«Постараюсь разъяснить эту теорию вкратце. Деловой опыт научил отца, что годовые балансы убытков и прибылей очень часто обманчивы. Казалось бы, что год закончился удачно, с солидным избытком барышей над потерями, а на самом деле счет включал доход с предприятия, которому суждено было скоро лопнуть и оставить после себя широчайшую течь. Волей-неволей приходилось „спускать“ какой-нибудь продукт нового производства по цене, более низкой, чем ее себестоимость. На такой оборот дела, когда нужно разрубить „гордый“ узел, как называл гордиев узел отец, хотя бы и со значительным убытком, он смотрел неизменно как на спасительный урок и охотно применял такой урок и в делах духовных. Что толку помещать душевный капитал в распутывание узлов, которые и топором не разрубишь! Раньше или позже все равно придешь к выводу, что себе дороже стоит. Так уж лучше раньше, чем позже. Не могу не сознаться, что чем больше живу на свете, тем чаще повторяю про себя отцовское присловье: „себе дороже стоит“».
Мать Льва Исааковича, слушая сына, раскраснелась, упиваясь интонацией, тем тоном умиленной насмешки и простодушного удивления, как бы сросшимся с рассказами из еврейского быта, которым рассказчик, как оказалось, мастерски владел. Мне вспомнились мои беседы о философе Шестове с Ивановым-Разумником в Петербурге и Бердяевым в Москве, а до этого — с самим собою в Гейдельберге, и я тут же подумал: «Век живи, век учись». В этот вечер, однако, «школа» рано закрылась. Вернулись из театра сестра Льва Исааковича с мужем. Мы условились с ними, что будем встречаться и после отъезда Льва Исааковича. «Ай-ай, — сказала дочери мать, когда я встал, чтобы проститься, — ой-ой, как много ты, Фаничка, пропустила. Лева так замучательно (через У) рассказывал о папе… Верно, молодой человек?» Она искала у меня поддержки. «Совершенно верно».
«Так скажите же мне, — спросил я несколько недель спустя Фаню Исааковну за тем же чайным столом, — значит ли это, что брат ваш, разоблачивший, если можно так выразиться, самого Толстого, в каком-то смысле приближается к теме его „Исповеди“ и приблизительно в том же возрасте, что и Лев Толстой[744]
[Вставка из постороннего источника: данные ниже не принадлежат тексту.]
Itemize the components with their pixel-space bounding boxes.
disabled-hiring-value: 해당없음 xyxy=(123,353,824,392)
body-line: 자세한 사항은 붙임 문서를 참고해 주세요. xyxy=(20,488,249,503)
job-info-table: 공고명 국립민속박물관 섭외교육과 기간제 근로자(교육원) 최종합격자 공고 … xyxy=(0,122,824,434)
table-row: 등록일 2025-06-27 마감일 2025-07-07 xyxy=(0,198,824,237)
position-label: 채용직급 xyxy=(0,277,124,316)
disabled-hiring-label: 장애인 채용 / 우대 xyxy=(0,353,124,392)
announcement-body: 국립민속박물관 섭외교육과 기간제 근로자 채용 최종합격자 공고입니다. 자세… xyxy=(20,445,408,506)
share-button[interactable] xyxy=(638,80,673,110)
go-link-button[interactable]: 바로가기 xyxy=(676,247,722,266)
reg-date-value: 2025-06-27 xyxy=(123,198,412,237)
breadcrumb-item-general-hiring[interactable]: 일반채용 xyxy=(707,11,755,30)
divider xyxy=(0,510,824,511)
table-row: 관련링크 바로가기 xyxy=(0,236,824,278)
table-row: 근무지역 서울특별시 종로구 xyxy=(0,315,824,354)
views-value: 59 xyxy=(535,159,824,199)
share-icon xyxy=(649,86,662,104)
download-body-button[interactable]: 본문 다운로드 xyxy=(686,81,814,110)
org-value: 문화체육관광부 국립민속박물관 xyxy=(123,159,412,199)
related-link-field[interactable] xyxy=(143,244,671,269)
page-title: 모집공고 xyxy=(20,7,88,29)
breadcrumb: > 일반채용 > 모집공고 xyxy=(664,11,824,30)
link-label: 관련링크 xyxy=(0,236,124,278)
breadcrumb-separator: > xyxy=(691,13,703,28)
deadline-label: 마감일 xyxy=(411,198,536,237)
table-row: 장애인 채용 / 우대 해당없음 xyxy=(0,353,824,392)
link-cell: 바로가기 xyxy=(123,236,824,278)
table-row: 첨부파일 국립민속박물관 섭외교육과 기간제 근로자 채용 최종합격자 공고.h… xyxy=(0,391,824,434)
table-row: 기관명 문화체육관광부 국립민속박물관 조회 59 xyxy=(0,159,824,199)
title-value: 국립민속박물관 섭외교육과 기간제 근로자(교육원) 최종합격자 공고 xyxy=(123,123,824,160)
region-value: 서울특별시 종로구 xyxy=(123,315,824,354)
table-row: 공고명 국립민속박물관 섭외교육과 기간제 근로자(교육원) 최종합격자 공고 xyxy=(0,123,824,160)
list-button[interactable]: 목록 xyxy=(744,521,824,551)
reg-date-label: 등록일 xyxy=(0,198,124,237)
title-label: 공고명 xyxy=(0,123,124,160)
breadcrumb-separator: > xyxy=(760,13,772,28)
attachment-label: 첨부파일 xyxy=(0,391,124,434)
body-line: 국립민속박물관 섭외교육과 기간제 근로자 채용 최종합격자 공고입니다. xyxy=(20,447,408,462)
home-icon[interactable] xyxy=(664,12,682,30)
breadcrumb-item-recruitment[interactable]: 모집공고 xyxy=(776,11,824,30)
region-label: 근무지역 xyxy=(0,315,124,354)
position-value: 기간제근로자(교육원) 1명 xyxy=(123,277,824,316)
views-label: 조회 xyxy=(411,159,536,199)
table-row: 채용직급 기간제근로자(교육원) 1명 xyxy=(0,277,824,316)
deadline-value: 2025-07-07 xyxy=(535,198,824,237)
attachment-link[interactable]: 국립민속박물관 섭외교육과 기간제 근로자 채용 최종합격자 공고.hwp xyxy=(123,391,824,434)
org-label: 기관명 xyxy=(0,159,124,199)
? Как странно…»«Ничуть не странно, — отозвалась очень похожая в движениях головы и плеч на Льва Исааковича сестра его, — вы ведь знаете, что я последовательница Зигмунда Фрейда[745]
. Представьте себе, стараясь понять произведения Льва Толстого и его самого с психоаналитической точки зрения (я теперь как раз пишу об этом), я обнаружила неожиданно, как много общего в структуре личности Льва Исааковича и Льва Толстого. Брат очень не любит психоанализа, не доверяет этому и смотрит свысока. А это тоже симптом. Как и для Толстого, писательство для нашего Льва было главным образом средством утвердить себя как главу семьи. Естественно, что он соперничал с покойным отцом. Отец — Шварцман, так он — Шестов. Фамилия нарочно не еврейская, а русская. Общего только одна начальная буква! Это ничего не значит, что его до сих пор радует услышать похвалу уму отца. Для него это подтверждение того, что он его настоящий наследник, преемник отца, вполне достойный его заместитель. Надо видеть, как Лев преображается, когда бессознательно начинает подражать отцу — его жестикуляциям, его интонациям! Ясно, ему доставляет глубокое удовлетворение, что отца уже нет, а если он есть, то только в нем самом, в создавшем себя Льве Шестове — как бы продолжающееся отцеубийство». Фаня Исааковна говорила быстро, возбужденно, она раскраснелась, как когда-то ее мать, слушая сына. С жаром, проникнутым искорками ярости, она сводила какие-то старые, очень сложные счеты, ей нужен был слушатель, почти на целое поколение моложе ее, который мог бы когда-нибудь, в будущем, так же «разоблачить» Льва Шестова, как он сам разоблачал по косточкам двух великих писателей. Она сама ни на минуту не сомневалась, что она сестра великого человека, а потому, естественно, и редчайшего невротика. К этому времени у меня уже был накоплен достаточно обширный опыт в подобных откровенных беседах «по душам», и тем не менее меня поразило такое полное отсутствие стеснительности: моя собеседница давала волю чувству раскаленной мстительности совершенно безоглядно. Мне было неловко, и я попытался «заступиться» за Льва Исааковича, точно так, как лет за пятнадцать до этого в Болонье перед Ительсоном. Но точно так же, как Ительсон тогда, так теперь сестра Шестова прервала меня, чуть только я попытался вымолвить слово.